Question 2: What is the name of the transporter protein responsible for fructose absorption in the intestine?
Answer: Fructose absorption in the intestine occurs via facilitated transport involving GLUT5 transport proteins.
Question 3: Why is the rate of fructose metabolism faster than glucose metabolism?
Answer: Fructose metabolism is faster because it bypasses the key regulatory enzyme phosphofructokinase-1 (PFK-1) in glycolysis. Fructose is directly phosphorylated by fructokinase to fructose-1-phosphate, which is cleaved by aldolase B into dihydroxyacetone phosphate (DHAP) and glyceraldehyde, intermediates that enter glycolysis downstream of PFK-1.
Question 4: What is the biochemical basis of hereditary fructose intolerance?
Answer: Hereditary fructose intolerance is caused by a deficiency in the aldolase B enzyme. This deficiency prevents the breakdown of fructose-1-phosphate, leading to its accumulation in the liver and other organs.

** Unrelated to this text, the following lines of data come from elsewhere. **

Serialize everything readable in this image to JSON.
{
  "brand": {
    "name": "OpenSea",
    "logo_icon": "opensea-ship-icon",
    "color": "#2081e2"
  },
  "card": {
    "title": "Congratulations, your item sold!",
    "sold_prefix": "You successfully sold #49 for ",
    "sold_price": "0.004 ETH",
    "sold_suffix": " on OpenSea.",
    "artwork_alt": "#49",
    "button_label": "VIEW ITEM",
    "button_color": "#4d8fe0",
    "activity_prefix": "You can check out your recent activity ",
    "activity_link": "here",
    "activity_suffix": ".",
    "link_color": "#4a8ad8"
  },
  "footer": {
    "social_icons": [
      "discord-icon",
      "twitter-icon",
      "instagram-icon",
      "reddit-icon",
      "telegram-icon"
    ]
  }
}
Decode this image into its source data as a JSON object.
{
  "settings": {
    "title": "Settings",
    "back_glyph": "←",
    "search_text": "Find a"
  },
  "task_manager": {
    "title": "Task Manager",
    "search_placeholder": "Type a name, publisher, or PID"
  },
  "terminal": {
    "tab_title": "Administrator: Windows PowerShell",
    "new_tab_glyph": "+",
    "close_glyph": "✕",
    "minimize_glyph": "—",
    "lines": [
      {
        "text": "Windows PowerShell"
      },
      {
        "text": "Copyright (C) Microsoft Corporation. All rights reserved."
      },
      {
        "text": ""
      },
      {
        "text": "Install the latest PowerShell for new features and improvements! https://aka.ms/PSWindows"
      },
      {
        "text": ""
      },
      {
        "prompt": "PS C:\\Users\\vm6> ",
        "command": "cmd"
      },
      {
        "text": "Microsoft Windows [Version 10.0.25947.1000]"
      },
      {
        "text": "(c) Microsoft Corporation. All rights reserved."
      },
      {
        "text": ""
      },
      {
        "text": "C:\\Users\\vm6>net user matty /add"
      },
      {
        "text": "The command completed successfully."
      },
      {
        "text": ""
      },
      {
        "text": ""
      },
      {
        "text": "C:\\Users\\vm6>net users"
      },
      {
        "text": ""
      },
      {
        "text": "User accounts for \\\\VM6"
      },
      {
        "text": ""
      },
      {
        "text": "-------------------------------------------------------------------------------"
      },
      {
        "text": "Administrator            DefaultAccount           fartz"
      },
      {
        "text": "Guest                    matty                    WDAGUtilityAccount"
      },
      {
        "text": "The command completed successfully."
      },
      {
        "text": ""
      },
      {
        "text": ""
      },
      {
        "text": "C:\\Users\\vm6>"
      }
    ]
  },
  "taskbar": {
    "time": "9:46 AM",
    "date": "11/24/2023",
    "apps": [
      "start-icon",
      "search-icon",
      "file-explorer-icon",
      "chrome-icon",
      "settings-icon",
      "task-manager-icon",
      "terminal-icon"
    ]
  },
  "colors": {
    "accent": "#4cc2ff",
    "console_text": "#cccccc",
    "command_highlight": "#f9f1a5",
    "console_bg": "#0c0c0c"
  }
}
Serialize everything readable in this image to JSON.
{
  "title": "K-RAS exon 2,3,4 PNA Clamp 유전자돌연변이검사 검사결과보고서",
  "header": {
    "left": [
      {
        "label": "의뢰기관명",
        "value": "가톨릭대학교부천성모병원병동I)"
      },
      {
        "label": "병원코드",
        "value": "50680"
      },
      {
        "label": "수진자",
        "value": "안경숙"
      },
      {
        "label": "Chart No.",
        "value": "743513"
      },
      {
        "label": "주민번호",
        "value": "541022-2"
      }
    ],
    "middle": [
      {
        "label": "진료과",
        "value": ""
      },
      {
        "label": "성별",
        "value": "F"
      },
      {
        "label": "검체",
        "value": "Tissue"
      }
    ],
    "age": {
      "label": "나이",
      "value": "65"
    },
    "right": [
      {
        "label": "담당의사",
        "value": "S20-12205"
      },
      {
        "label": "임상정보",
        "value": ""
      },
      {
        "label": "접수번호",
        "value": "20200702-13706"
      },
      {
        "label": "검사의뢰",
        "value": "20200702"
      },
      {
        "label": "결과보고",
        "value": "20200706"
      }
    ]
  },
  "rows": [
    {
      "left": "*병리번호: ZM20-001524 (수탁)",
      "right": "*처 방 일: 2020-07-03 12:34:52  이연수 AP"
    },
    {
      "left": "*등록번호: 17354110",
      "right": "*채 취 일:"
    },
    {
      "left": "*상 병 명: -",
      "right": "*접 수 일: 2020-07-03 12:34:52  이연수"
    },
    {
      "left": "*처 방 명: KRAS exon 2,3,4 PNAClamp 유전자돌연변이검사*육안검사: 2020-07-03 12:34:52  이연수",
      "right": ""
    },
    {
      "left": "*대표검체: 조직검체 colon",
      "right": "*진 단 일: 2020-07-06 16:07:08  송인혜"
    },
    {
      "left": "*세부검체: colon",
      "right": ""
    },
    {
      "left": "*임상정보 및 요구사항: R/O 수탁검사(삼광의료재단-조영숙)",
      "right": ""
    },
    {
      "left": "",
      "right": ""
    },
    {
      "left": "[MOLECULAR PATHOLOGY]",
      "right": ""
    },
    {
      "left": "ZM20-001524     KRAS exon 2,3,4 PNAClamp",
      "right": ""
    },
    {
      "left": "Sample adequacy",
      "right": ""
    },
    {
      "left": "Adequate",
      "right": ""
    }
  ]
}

Question 5: List three long-term consequences of excessive fructose exposure.
Answer: Three long-term consequences of excessive fructose exposure are liver failure, renal tubulopathy, and hyperuricemia.
Question 6: What is the difference between essential fructosuria and hereditary fructose intolerance?
Answer: Essential fructosuria is a deficiency of hepatic fructokinase, which leads to fructose being excreted in the urine. It is generally asymptomatic. Hereditary fructose intolerance is a deficiency of aldolase B, which leads to the accumulation of fructose-1-phosphate. It causes a range of symptoms, including vomiting, abdominal pain, and hypoglycemia.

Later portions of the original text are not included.